U.S. Restores Burma Ties
Image Credit: World Economic Forum

U.S. Restores Burma Ties


News today that the Barack Obama administration will restore full diplomatic relations with Burma, placing an ambassador in the country, should be seen as another sign of the rapid reentry of Burma into the international community.

A major U.S. business delegation is also visiting Burma, which some see as an economic opportunity on par with Vietnam after it opened in the early 1990s. Japanese business delegations have also been visiting and eying many sectors in the country. The restoration of diplomatic ties comes after another high-profile prisoner release (of an estimated 651 dissidents) by the Burmese government, as well as – more shockingly – a ceasefire with the Karen National Union, one of the longest-lasting ethnic insurgencies in the country, whose battle dates back six decades.

But from here, to get to removing U.S. sanctions on Burma (Australia already has dropped some sanctions), several steps are needed:

1) Pick the right ambassador. Burma isn’t France or Singapore; it remains a highly opaque government with many leaders extremely suspicious of the growing détente with the West. As happened after the United States restored diplomatic ties with Vietnam and Laos, the administration will need to find an ambassador with extensive experience and contacts in the country, and should possibly look outside the Foreign Service, whether to U.S. academics focusing on Burma, or to its own Special Envoy, Derek Mitchell, to serve as ambassador. After all, he has made connections with many of the senior leaders who now will be critical in the continued reform process.

2) Gain access to wider regions of the country. The prisoner releases, the cease-fires, the plans for the National League for Democracy to contest by-elections – all of these reforms are on the right path, and shocking to people following Burma just two or three years ago. But U.S. officials need to be able to get into the ethnic minority regions of the country, particularly in the north and the northeast, to see whether regional army commanders are actually adhering to cease-fires. Anecdotal reports from several ethnic minority areas suggests they aren’t, which raises the question of whether the government even has control over regional military commanders. Obtaining more access to ethnic minority areas would also allow the United States to develop a more informed position on how to address the United Wa State Army, the most powerful insurgent group and a major narcotrafficking army.

3) Spend far more time trying to find ways to collaborate with China. Chinese officials are clearly worried that the U.S. détente may come at their expense, particularly if Western companies will eventually be swarming into Burma. Yet the growing diplomatic relationship need not come at China’s expense; China will remain Burma’s biggest donor, investor, and diplomatic partner.
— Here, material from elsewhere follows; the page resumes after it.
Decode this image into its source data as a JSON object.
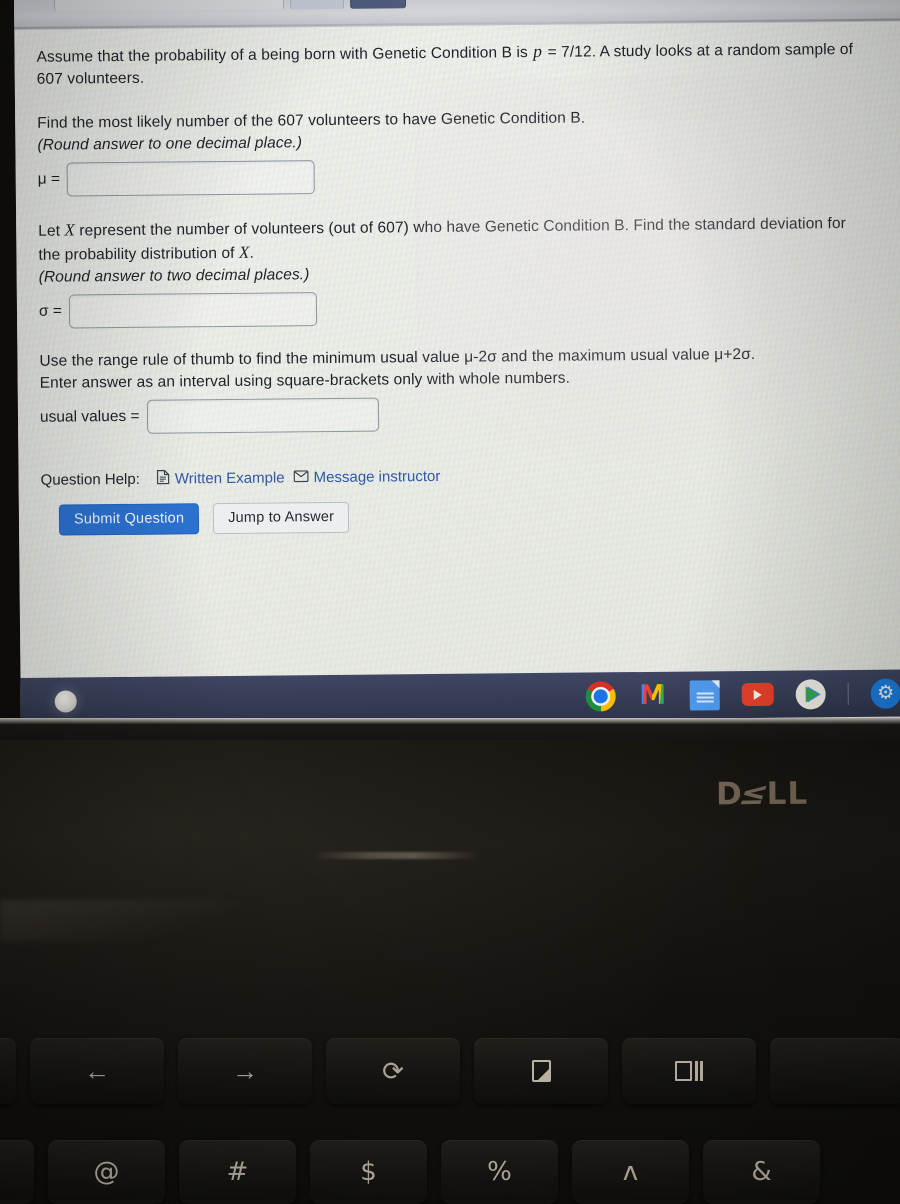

Joshua Kurlantzick is a fellow for Southeast Asia at the Council on Foreign Relations. He blogs at Asia Unbound, where this piece originally appeared.

January 15, 2012 at 14:56

Burma should kick the Chinese out of your country. The Chinese are sucking your resources. Don’t trust them.

Edmund Sim
January 14, 2012 at 18:31

I would suggest retiring Senator Jim Webb (D-VA), who has devoted much time and energy into improving the situation in and with Myanmar. Senator Webb sees the big picture in dealing with Myanmar, and has a great understanding of how military institutions work. The latter will be crucial in monitoring against any backsliding.

Jaisingh Thakur
January 14, 2012 at 17:13

In my view, if, at this critical juncture, the U.S.A., for whatever reasons, decides to keep Myanmar in a state of isolation, it would be a grievous diplomatic mistake. For one, it would leave the field wide open for the Chinese (they sure have no scruples about whom they engage with, do they ?), to meddle in that country, mostly to the detriment of the entire region !For another, the military junta of Myanmar, has been showing a remarkable and heartening tendency of a return to electoral democracy, a sign which the indefatigable campaigner for human rights, Ms. Aung Sang Suu Kyi also seems to have endorsed and welcomed !India, in particular, faced with the prospective military threat from China, needs to reach out to Myanmar and build bridges with that nation, regardless of the fact that China has already stolen a march over us in this crucial respect ! I am dismayed to see that our rulers do not use India’s soft power to promote our strategic and economic goals ! Is it due to a lack of consensus on Foreign policy issues among various political parties in India, or is due to the fact that our foreign policy mandarins have no vision of our strategic requirements, one does not know.As regards the U.S.A. engaging Myanmar,diplomatically and also rendering all possible help economically to enable the fledgling democratic movement in that country to survive and stand on its feet,it would also be welcomed by every single country in the region, with the possible exception of North Korea!